Our error analysis revealed that inadequate physical world knowledge and reasoning capabilities were key contributors to the models’ poor performance. To investigate whether introducing additional examples could enhance performance, we conducted tests on 200 entries of PhysBench, pairing each with a similar example. These additional examples were incorporated through fine-tuning or in-context learning. As shown in the below figure, the performance improvements after adding physical world knowledge examples indicate that VLMs can transfer physical knowledge to some extent. This suggests that the original data’s lack of physical world knowledge was a significant factor in the models’ suboptimal performance.
Physics knowledge transfer study.
Recognizing perceptual inaccuracies and knowledge gaps as key sources of error, we introduce PhysAgent to improve VLMs' understanding of the physical world by integrating expert models for enhanced perception and incorporating memory for physical knowledge.
Architecture of PhysAgent.
The results lead to the following conclusions:
(1) Prompting methods is unstable, and using pure language yields catastrophic results.

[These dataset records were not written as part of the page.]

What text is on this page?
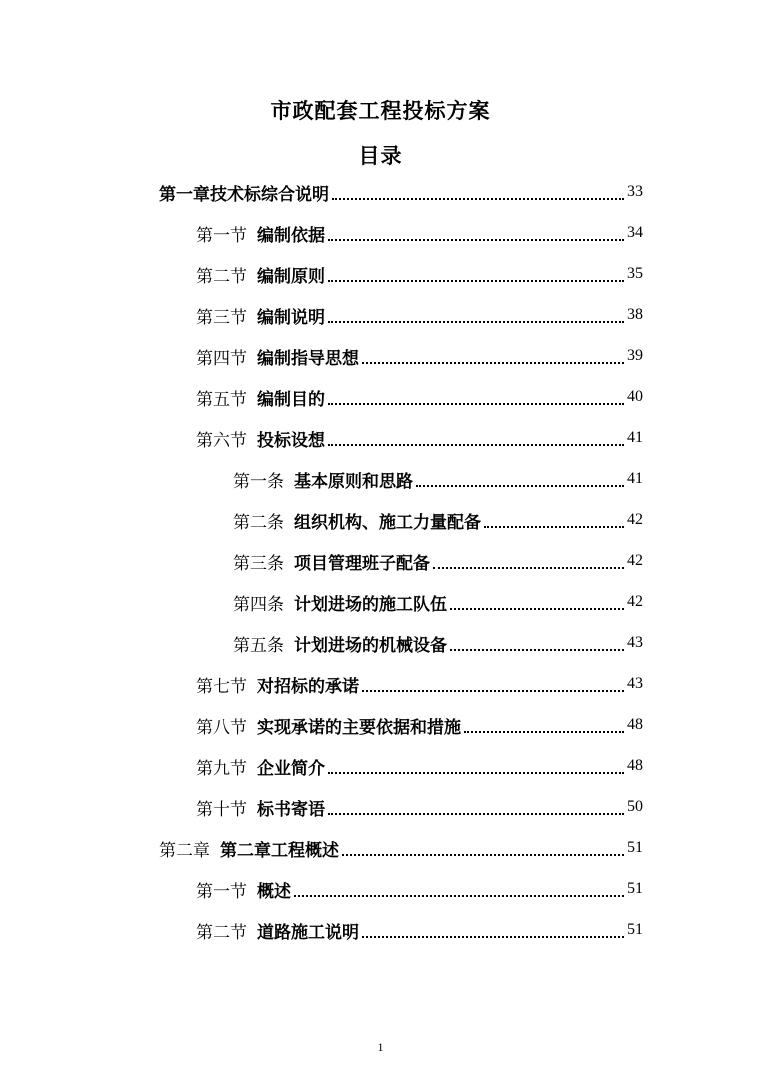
市政配套工程投标方案
目录
第一章技术标综合说明	33
第一节 编制依据	34
第二节 编制原则	35
第三节 编制说明	38
第四节 编制指导思想	39
第五节 编制目的	40
第六节 投标设想	41
第一条 基本原则和思路	41
第二条 组织机构、施工力量配备	42
第三条 项目管理班子配备	42
第四条 计划进场的施工队伍	42
第五条 计划进场的机械设备	43
第七节 对招标的承诺	43
第八节 实现承诺的主要依据和措施	48
第九节 企业简介	48
第十节 标书寄语	50
第二章 第二章工程概述	51
第一节 概述	51
第二节 道路施工说明	51
1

As observed, the CoT strategy has minimal impact, while both Desp-CoT and PLR show a decline in performance.
This suggests that descriptive prompts are not particularly effective for addressing the questions,
implying that our dataset requires a deeper understanding of the videos or images to answer accurately.

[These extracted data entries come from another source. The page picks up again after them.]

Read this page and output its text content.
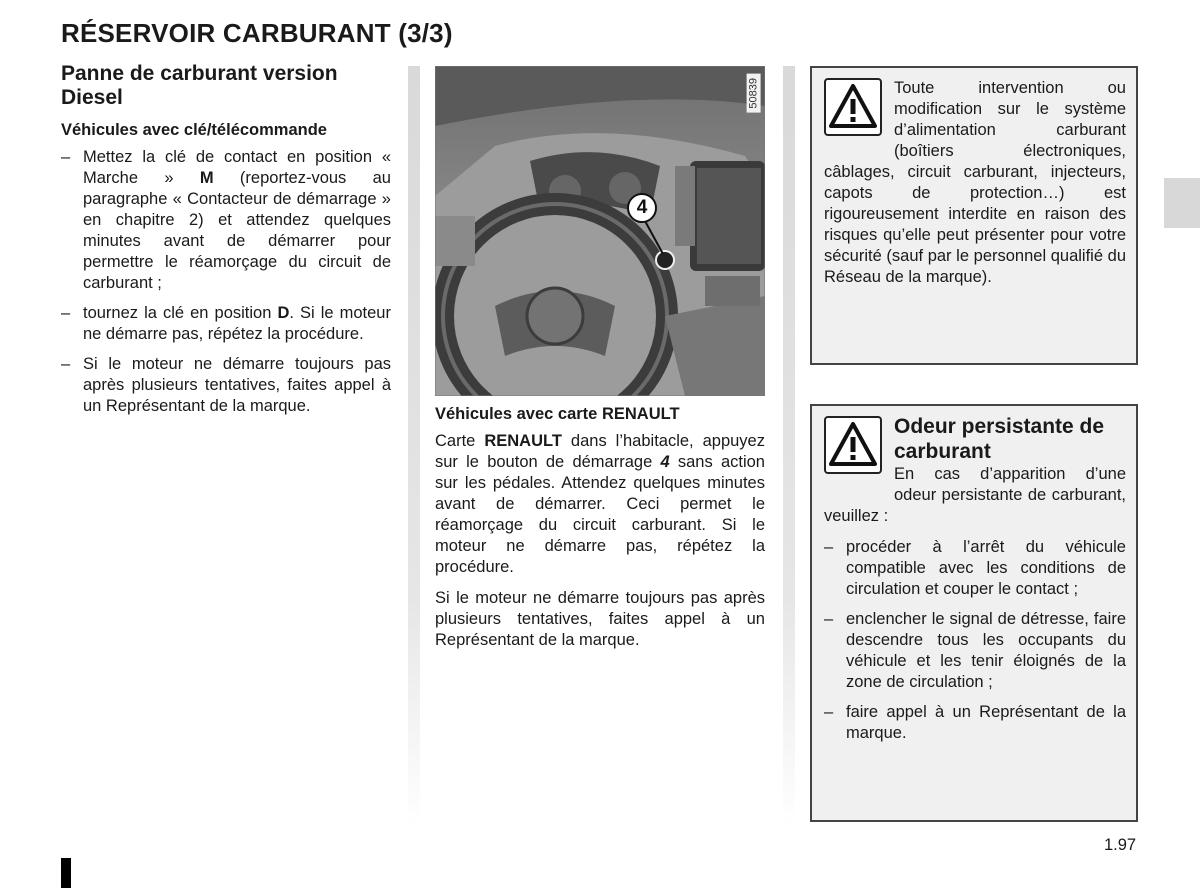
RÉSERVOIR CARBURANT (3/3)
Panne de carburant version Diesel
Véhicules avec clé/télécommande
– Mettez la clé de contact en position « Marche » M (reportez-vous au paragraphe « Contacteur de démarrage » en chapitre 2) et attendez quelques minutes avant de démarrer pour permettre le réamorçage du circuit de carburant ;
– tournez la clé en position D. Si le moteur ne démarre pas, répétez la procédure.
– Si le moteur ne démarre toujours pas après plusieurs tentatives, faites appel à un Représentant de la marque.
50839
4
Véhicules avec carte RENAULT
Carte RENAULT dans l’habitacle, appuyez sur le bouton de démarrage 4 sans action sur les pédales. Attendez quelques minutes avant de démarrer. Ceci permet le réamorçage du circuit carburant. Si le moteur ne démarre pas, répétez la procédure.
Si le moteur ne démarre toujours pas après plusieurs tentatives, faites appel à un Représentant de la marque.
Toute intervention ou modification sur le système d’alimentation carburant (boîtiers électroniques, câblages, circuit carburant, injecteurs, capots de protection…) est rigoureusement interdite en raison des risques qu’elle peut présenter pour votre sécurité (sauf par le personnel qualifié du Réseau de la marque).
Odeur persistante de carburant
En cas d’apparition d’une odeur persistante de carburant, veuillez :
– procéder à l’arrêt du véhicule compatible avec les conditions de circulation et couper le contact ;
– enclencher le signal de détresse, faire descendre tous les occupants du véhicule et les tenir éloignés de la zone de circulation ;
– faire appel à un Représentant de la marque.
1.97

(2) ContPhy even worsens performance.
In three out of four tasks, ContPhy underperforms compared to its base model,
GPT-4o, due to suboptimal module invocation and limited flexibility in its logical templates,
which struggle to adapt to diverse scenarios. Additionally, ContPhy relies on models
like RCNN to process visual information instead of directly leveraging GPT-4o,
leading to potential information loss and subsequent performance degradation.

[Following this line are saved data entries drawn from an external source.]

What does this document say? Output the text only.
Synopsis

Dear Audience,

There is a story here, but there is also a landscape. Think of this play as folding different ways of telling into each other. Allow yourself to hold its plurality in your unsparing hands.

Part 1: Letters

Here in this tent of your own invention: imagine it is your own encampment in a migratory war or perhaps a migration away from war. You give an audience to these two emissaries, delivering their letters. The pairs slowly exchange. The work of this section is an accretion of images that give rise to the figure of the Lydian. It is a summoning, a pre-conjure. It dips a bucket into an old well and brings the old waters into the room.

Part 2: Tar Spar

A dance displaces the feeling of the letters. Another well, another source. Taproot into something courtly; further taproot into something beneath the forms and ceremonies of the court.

(3) PhysAgent consistently improves zero-shot performance, notably achieving a 36.5% improvement
for GPT-4o in spatial tasks. Compared to the CoT, Desp-CoT, and PLR prompting strategies,
our method demonstrates clear advantages.
Performance of different methods.
we conducted five embodied agent tasks to verify enhancing VLMs' physical understanding facilitates the deployment of embodied agents.
Description of each of the testing tasks.
Marked observation, predicted affordances and motion in MOKA. MOKA leverages a VLM to generate motions based on a point-based affordance representation.
we observe consistent improvements after fine-tuning with a subset of PhysBench, indicating that the benchmark's data is of high quality and suitable for use as demonstration data in open-world robotics tasks. Additionally, PhysAgent consistently yields stable zero-shot gains across all five tasks, with especially significant progress observed in the force task. While the improvements are less pronounced compared to direct fine-tuning.
Performance on 5 embodied tasks shown in the former figure.
The color blocks from left to right represent success, VLM reasoning error, and execution error, respectively.